October 08 / Frost Fall 08 –Malacath’s Summoning Day does not reflect a real-world event, but ZeniMax may as well embrace Malacath’s personality in designing an event. Given the prince’s penchant for vengeance, one possible mechanic for this event to introduce would be a buff that increases your damage dealt against the last person who killed you in RvR. Call it ‘Thirst for Revenge’, manage to kill your target and reap some bonus realm points for completing the vendetta.
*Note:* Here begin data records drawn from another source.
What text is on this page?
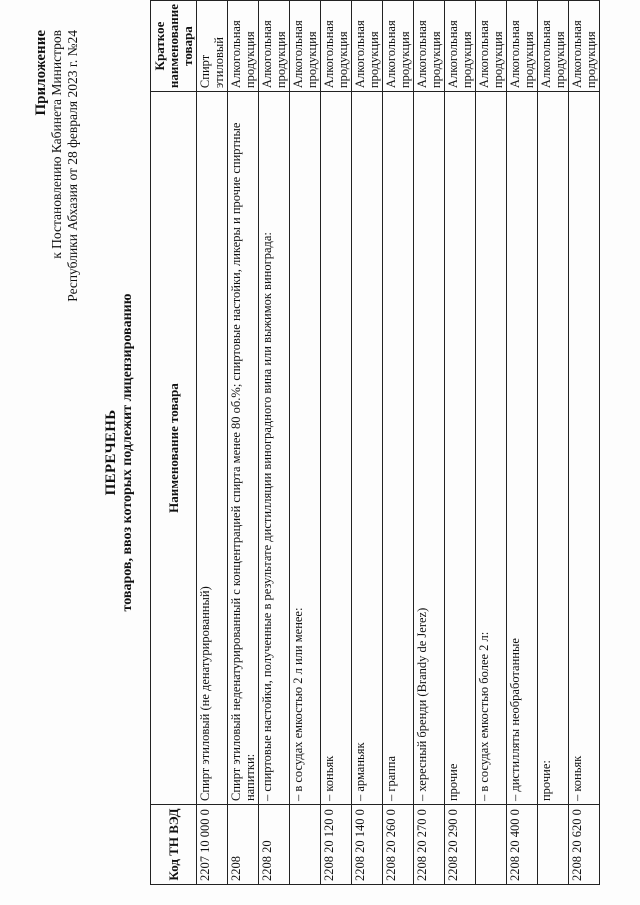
Приложение к Постановлению Кабинета Министров Республики Абхазия от 28 февраля 2023 г. №24
ПЕРЕЧЕНЬ товаров, ввоз которых подлежит лицензированию
Код ТН ВЭД	Наименование товара	Краткое наименование товара
2207 10 000 0	Спирт этиловый (не денатурированный)	Спирт этиловый
2208	Спирт этиловый неденатурированный с концентрацией спирта менее 80 об.%; спиртовые настойки, ликеры и прочие спиртные напитки:	Алкогольная продукция
2208 20	– спиртовые настойки, полученные в результате дистилляции виноградного вина или выжимок винограда:	Алкогольная продукция
	– в сосудах емкостью 2 л или менее:	Алкогольная продукция
2208 20 120 0	– коньяк	Алкогольная продукция
2208 20 140 0	– арманьяк	Алкогольная продукция
2208 20 260 0	– граппа	Алкогольная продукция
2208 20 270 0	– хересный бренди (Brandy de Jerez)	Алкогольная продукция
2208 20 290 0	прочие	Алкогольная продукция
	– в сосудах емкостью более 2 л:	Алкогольная продукция
2208 20 400 0	– дистилляты необработанные	Алкогольная продукция
	прочие:	Алкогольная продукция
2208 20 620 0	– коньяк	Алкогольная продукция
December 20 / Evening Star 20 – Who needs a boring, standard Christmas event with presents, or other inane holiday traditions? ESO certainly doesn’t, as long as ZOS takes advantage of Molag Bal’s Summoning Day. In keeping with the overall plot of ESO, this event could be kicked off with Oblivion Gates open up all over Cyrodiil, giving players within the province more to deal with. The faction war can be included by having each Oblivion Gate be essentially a public quest, in which the faction with the most contribution can ‘capture’ that Oblivion Gate, sending players inside in order to engage in special event battles for unique rewards.
The seven Daedric Summoning Days that I have outlined above are merely symbolic of the potential directions Zenimax could take with holiday events. Missing, of course, are the other nine Daedric Princes: Meridia (Jan 13), Sanguine (Feb 16), Azura(Mar 21), Peryite (Apr 09), Namira (May 09), Vaermina (Jul 10), Mephala (Oct 13), Boethiah (Nov 02), and Mehrunes Dagon (Nov 20), as well as several other notable holidays documented within Elder Scrolls lore. I am eager to hear what ideas the community has about how these days can be utilized by Zenimax to provide entertainment for ESO players. Let me know what would be your perfect world event for Elder Scrolls Online.